The relationship between the population of Janus and the Fountainheads is one of benevolent trade. Janus (as with all new worlds in the Structure) holds vast power reserves. In exchange for access to some of this power the Fountainheads trade history and technology from Earth from the time after the Rockhopper left. The technologies are a vast boon to the humans and launch their society from barely surviving to one of high luxury and prosperity.

===The Whisperers===
Introduced to Bella by the Fountainheads the Whisperers are a strange race also inhabiting the Structure. They are said to live on the other side of the "matter gap" and as such cannot interact with ordinary matter (much like the hypothetical mirror matter). They can only communicate through manipulating inertia and gravity, consequently communication with them ensues through the use of large tables covered in alien script with a heavy ball in the centre. The Whisperer can move the ball on their side of the matter gap to cause the ball on the table to move to different scripts (similar to a Ouija board). The Whisperers can pass through most Structure doors unhindered but with some have to use passkeys like other races, it is implied that the Whisperers have an advantage in making passkeys as other races buy these keys from them. The Whisperers do not appear to behave as a single faction with one Whisperer providing intelligence to the Fountainheads and others selling passkeys to the Musk Dogs and the Uncontained.

===The Musk Dogs===
A highly factious species, the Musk Dogs are another species of the Structure. Their ships resemble large organic bones with bits of other ships and technologies bolted on (and floating around) the main section; the only ship to be seen is named The Gristleship by Bella owing to its unfavourable look. Musk Dogs themselves resemble "many dogs fighting over a single bone". They resemble terrestrial dogs but are much larger with multiple legs, genitalia and mouths at odd angles. They are highly territorial with different members of the ship constantly competing with each other, visitors are marked by greeting Musk Dogs in an effort to gain status, Musk Dogs that displease their pack are often eaten. The only dealing any inhabitant of Janus has with the Musk Dogs is when The Gristleship arrives in orbit and after hacking into the communications net broadcasts propaganda claiming that the Fountainheads are exploiting the humans and that trade with the Musk Dogs would be far more profitable as they are willing to give technologies far beyond what they currently possess (inertialess drives, femtotechnology, passkeys for the endcap doors in the Structure to name but a few). In return they want to mine some power from Janus, like the Fountainheads.

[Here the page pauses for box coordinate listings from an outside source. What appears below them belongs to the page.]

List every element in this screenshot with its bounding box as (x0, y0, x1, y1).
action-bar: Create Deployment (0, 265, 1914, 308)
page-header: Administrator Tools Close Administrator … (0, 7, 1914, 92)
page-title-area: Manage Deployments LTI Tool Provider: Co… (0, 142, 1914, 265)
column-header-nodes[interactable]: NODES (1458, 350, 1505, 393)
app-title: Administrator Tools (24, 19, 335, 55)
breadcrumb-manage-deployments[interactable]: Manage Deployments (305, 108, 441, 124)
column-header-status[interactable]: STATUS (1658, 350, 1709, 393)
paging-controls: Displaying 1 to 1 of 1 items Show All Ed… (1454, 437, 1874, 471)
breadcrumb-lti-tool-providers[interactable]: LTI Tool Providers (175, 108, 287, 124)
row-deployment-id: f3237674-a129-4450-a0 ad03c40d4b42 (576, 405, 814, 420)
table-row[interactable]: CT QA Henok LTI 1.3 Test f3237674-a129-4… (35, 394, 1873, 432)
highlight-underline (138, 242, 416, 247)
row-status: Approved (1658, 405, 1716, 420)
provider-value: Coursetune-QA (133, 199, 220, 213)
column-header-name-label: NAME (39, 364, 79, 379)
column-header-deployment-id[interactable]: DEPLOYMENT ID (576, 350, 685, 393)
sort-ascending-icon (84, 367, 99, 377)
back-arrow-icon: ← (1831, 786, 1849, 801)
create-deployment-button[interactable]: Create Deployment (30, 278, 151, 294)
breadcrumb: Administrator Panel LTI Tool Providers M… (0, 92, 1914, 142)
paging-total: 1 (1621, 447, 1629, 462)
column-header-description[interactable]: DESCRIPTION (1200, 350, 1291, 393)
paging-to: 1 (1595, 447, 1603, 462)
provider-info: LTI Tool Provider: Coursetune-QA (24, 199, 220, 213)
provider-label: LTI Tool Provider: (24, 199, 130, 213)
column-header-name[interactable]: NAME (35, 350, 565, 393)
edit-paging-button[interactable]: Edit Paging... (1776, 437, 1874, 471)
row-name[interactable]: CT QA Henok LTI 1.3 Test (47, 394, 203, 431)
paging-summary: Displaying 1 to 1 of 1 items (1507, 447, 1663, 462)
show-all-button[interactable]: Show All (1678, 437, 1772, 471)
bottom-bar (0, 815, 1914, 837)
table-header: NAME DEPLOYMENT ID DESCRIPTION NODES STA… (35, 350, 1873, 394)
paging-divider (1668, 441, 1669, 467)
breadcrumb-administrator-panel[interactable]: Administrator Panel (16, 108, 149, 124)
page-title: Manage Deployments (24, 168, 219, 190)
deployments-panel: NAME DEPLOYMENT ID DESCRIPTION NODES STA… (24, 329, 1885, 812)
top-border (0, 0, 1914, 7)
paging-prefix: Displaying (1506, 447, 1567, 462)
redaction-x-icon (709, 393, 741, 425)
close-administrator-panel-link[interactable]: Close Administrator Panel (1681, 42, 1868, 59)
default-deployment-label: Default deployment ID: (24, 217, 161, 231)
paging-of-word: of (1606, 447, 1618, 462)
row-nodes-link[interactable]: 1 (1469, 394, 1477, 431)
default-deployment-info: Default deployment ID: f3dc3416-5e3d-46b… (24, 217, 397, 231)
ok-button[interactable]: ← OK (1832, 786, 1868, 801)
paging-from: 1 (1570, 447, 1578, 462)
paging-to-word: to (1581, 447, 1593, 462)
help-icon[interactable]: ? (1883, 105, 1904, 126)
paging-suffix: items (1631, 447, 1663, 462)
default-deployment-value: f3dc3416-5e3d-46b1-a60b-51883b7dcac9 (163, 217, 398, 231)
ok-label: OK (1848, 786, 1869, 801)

The Fountainheads warn Bella that the Musk Dogs can't be trusted and that some technologies are far too dangerous for a species ill-equipped to handle them, though the Fountainheads do not know the Musk Dogs true intentions. Svetlana (in defiance of Bella's advice) trades with the Musk Dogs for a passkey in return for access to Janus. The attempted construction of the passkey leads to an outbreak of replicating femtotech causing many deaths, at the same time it is revealed that the Musk Dogs are not tapping energy from Janus but priming the moon to explode so as to blow a hole in the wall of the Structure.

===The Uncontained===
Little is known about The Uncontained but they are said to be a fiercely violent race. Upon their arrival in the Structure they immediately set about attacking nearby civilizations causing the genocide of one race and the near extinction of another. Towards the end of the novel the Fountainheads discover that The Uncontained are on the warpath and heading for Janus, indeed they are in league with the Musk Dogs and plan to use the destruction of Janus to escape the Structure.